Partnerships can help a lot. Great things happen through good personal relationships but at the same time, working to build formal partnerships that go beyond individual relationships can help a lot. Participating in a “Friends of the Park” group or other existing partnership, or working together to create such a group if one does not exist, can help ensure consistency and navigate unexpected circumstances, even if particular individuals move on or retire. Pairing a professor and an NPS professional on specific projects can also provide a reliable vehicle for translating different conventions for each other, ensuring that work products like reports and studies comply with needed format and language.

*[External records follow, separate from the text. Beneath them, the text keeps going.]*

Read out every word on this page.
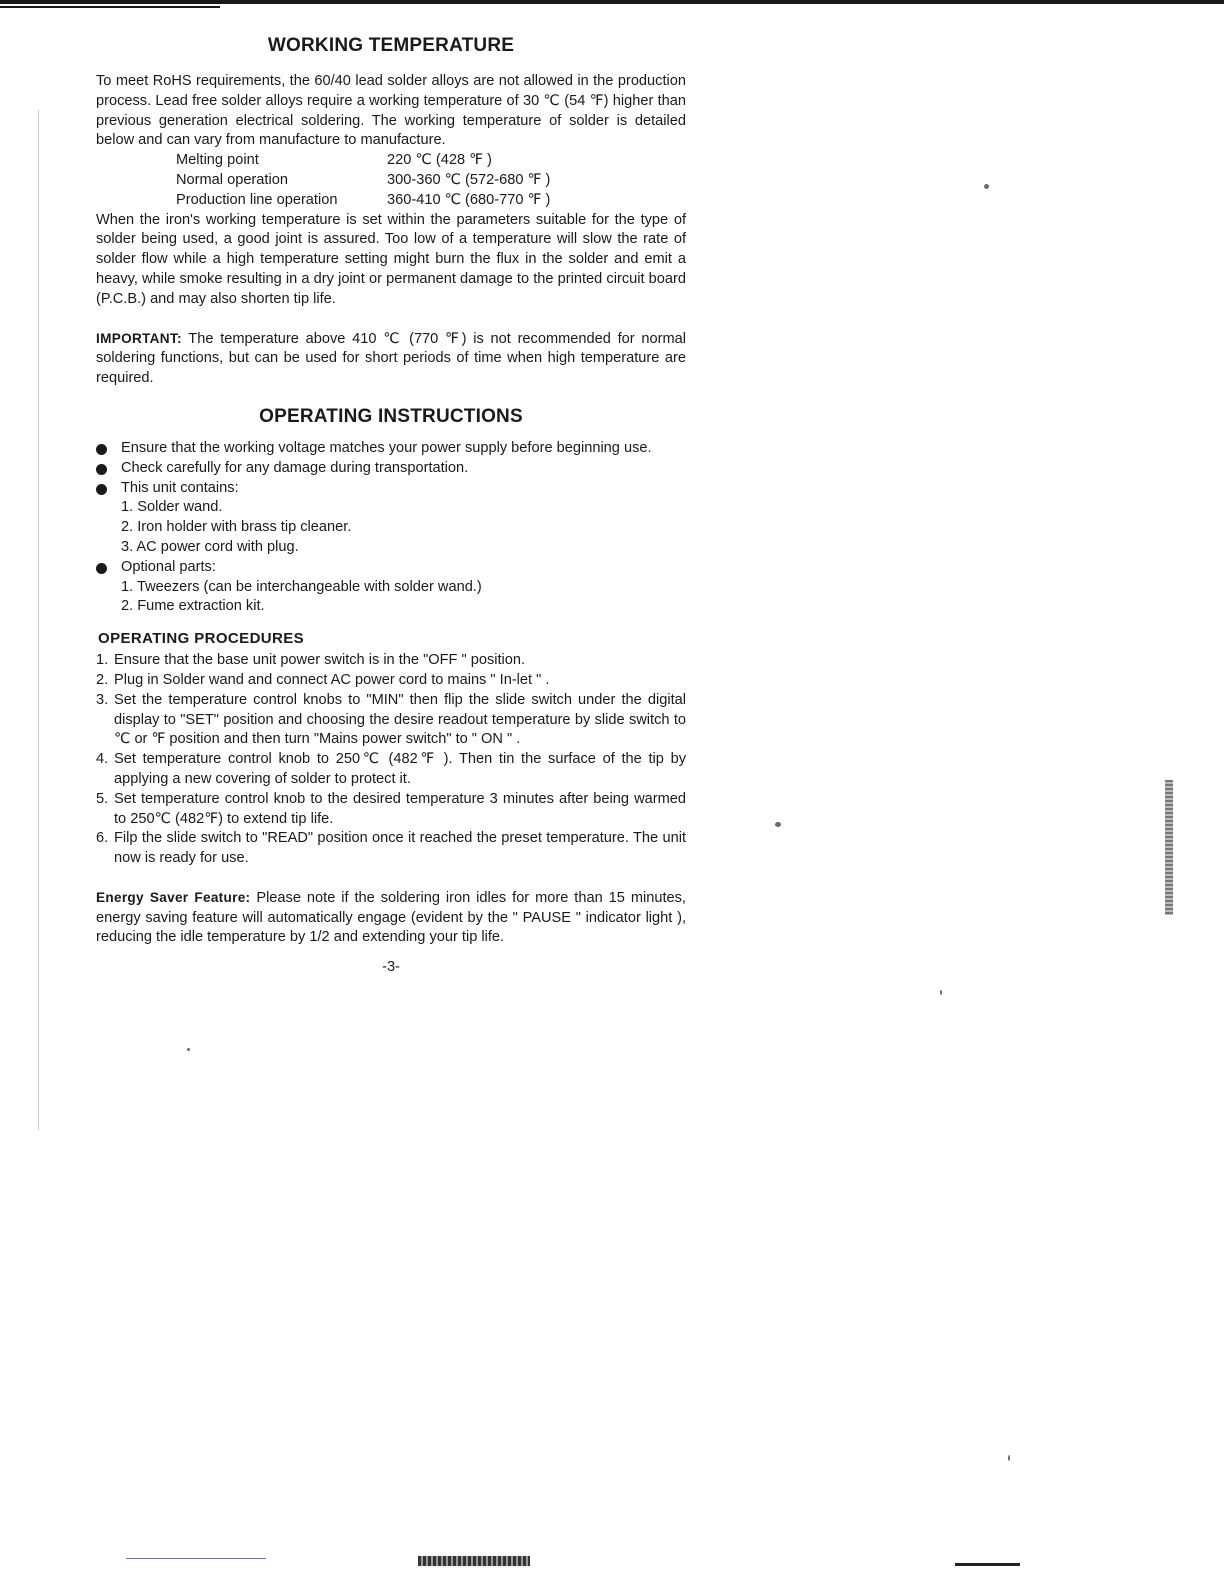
WORKING TEMPERATURE

To meet RoHS requirements, the 60/40 lead solder alloys are not allowed in the production process. Lead free solder alloys require a working temperature of 30 ℃ (54 ℉) higher than previous generation electrical soldering. The working temperature of solder is detailed below and can vary from manufacture to manufacture.

Melting point	220 ℃ (428 ℉ )
Normal operation	300-360 ℃ (572-680 ℉ )
Production line operation	360-410 ℃ (680-770 ℉ )

When the iron's working temperature is set within the parameters suitable for the type of solder being used, a good joint is assured. Too low of a temperature will slow the rate of solder flow while a high temperature setting might burn the flux in the solder and emit a heavy, while smoke resulting in a dry joint or permanent damage to the printed circuit board (P.C.B.) and may also shorten tip life.

IMPORTANT: The temperature above 410 ℃ (770 ℉) is not recommended for normal soldering functions, but can be used for short periods of time when high temperature are required.

OPERATING INSTRUCTIONS
Ensure that the working voltage matches your power supply before beginning use.
Check carefully for any damage during transportation.
This unit contains:
1. Solder wand.
2. Iron holder with brass tip cleaner.
3. AC power cord with plug.
Optional parts:
1. Tweezers (can be interchangeable with solder wand.)
2. Fume extraction kit.
OPERATING PROCEDURES
1. Ensure that the base unit power switch is in the "OFF " position.
2. Plug in Solder wand and connect AC power cord to mains " In-let " .
3. Set the temperature control knobs to "MIN" then flip the slide switch under the digital display to "SET" position and choosing the desire readout temperature by slide switch to ℃ or ℉ position and then turn "Mains power switch" to " ON " .
4. Set temperature control knob to 250℃ (482℉ ). Then tin the surface of the tip by applying a new covering of solder to protect it.
5. Set temperature control knob to the desired temperature 3 minutes after being warmed to 250℃ (482℉) to extend tip life.
6. Filp the slide switch to "READ" position once it reached the preset temperature. The unit now is ready for use.

Energy Saver Feature: Please note if the soldering iron idles for more than 15 minutes, energy saving feature will automatically engage (evident by the " PAUSE " indicator light ), reducing the idle temperature by 1/2 and extending your tip life.

-3-
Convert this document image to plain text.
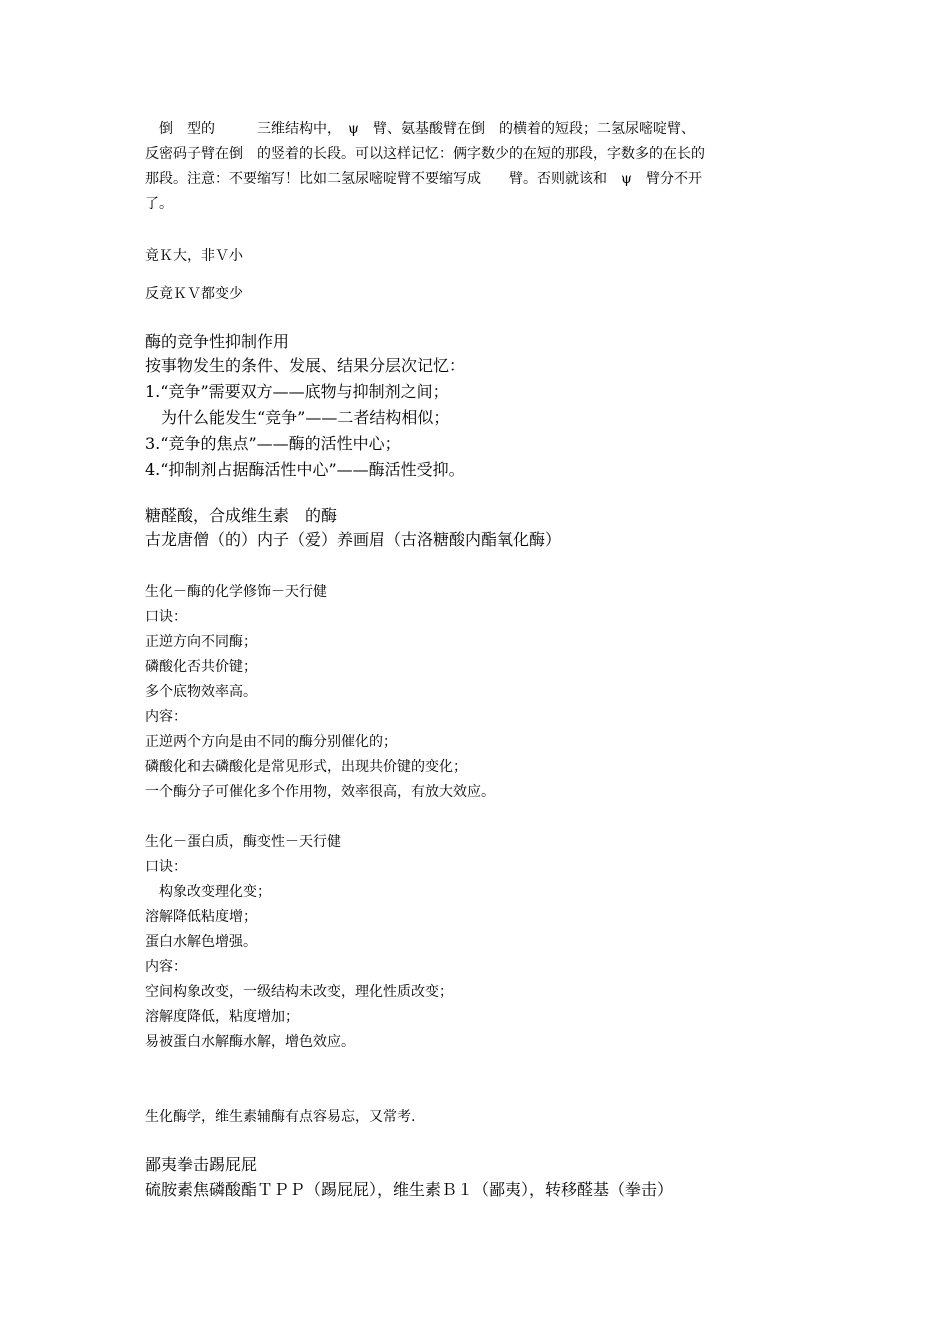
　倒　型的　　　三维结构中，　ψ　臂、氨基酸臂在倒　的横着的短段；二氢尿嘧啶臂、
反密码子臂在倒　的竖着的长段。可以这样记忆：俩字数少的在短的那段，字数多的在长的
那段。注意：不要缩写！比如二氢尿嘧啶臂不要缩写成　　臂。否则就该和　ψ　臂分不开
了。
竟Ｋ大，非Ｖ小
反竟ＫＶ都变少
酶的竞争性抑制作用
按事物发生的条件、发展、结果分层次记忆：
1.“竞争”需要双方——底物与抑制剂之间；
　为什么能发生“竞争”——二者结构相似；
3.“竞争的焦点”——酶的活性中心；
4.“抑制剂占据酶活性中心”——酶活性受抑。
糖醛酸，合成维生素　的酶
古龙唐僧（的）内子（爱）养画眉（古洛糖酸内酯氧化酶）
生化－酶的化学修饰－天行健
口诀：
正逆方向不同酶；
磷酸化否共价键；
多个底物效率高。
内容：
正逆两个方向是由不同的酶分别催化的；
磷酸化和去磷酸化是常见形式，出现共价键的变化；
一个酶分子可催化多个作用物，效率很高，有放大效应。
生化－蛋白质，酶变性－天行健
口诀：
　构象改变理化变；
溶解降低粘度增；
蛋白水解色增强。
内容：
空间构象改变，一级结构未改变，理化性质改变；
溶解度降低，粘度增加；
易被蛋白水解酶水解，增色效应。
生化酶学，维生素辅酶有点容易忘，又常考.
鄙夷拳击踢屁屁
硫胺素焦磷酸酯ＴＰＰ（踢屁屁），维生素Ｂ１（鄙夷），转移醛基（拳击）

The SCWH and other historians’ organizations can elevate the value of collaboration with the NPS (and public historians more broadly) in some concrete ways. Some steps that that SCWH can take include:

  • Ensure an NPS presence at every biennial conference by allotting at least one panel or roundtable to NPS related issues and offering at least one workshop on some practical aspect of working with the NPS
  • Create a regular award for excellent historical interpretation at an NPS site
  • Work with the NPS to offer professional development opportunities at SCWH conferences and events, including for seasonal rangers
  • Systematize pathways for history students to apply for and take seasonal ranger positions with the NPS
  • Add an NPS liaison to the SCWH

 

Each of the participants in the roundtable discussion had more to add, and I hope some will speak up here by commenting on this overview! But these seven themes arose as good possible starting points for collaborating productively. While not exhaustive, we hope that they mark a beginning for ongoing conversations about how academic historians and National Park Service professionals can work together for mutual benefit and for the good of history.

Chandra Manning

Chandra Manning teaches U.S. history, chiefly of the 19th century, including classes on the Civil War, slavery and emancipation, Lincoln, citizenship, the American Revolution, and the History of Baseball (not necessarily in that order). Her first book, What This Cruel War Was Over: Soldiers, Slavery, and the Civil War (Knopf, 2007) won the Avery O. Craven Prize awarded by the Organization of American Historians, earned Honorable Mention for the Lincoln Prize and the Virginia Literary Awards for Nonfiction, and was a finalist for the Jefferson Davis Prize and the Frederick Douglass Prize. Her second book, Troubled Refuge: Struggling for Freedom in the Civil War (Knopf, 2016), about Civil War refugee camps where former slaves allied with the Union Army and altered the course of the war and of emancipation, won the Jefferson Davis Prize awarded by the American Civil War Museum for best book on the Civil War. A former National Park Service Ranger, she has also advised historical sites, museums, and historical societies, as well as community groups in search of historical perspective.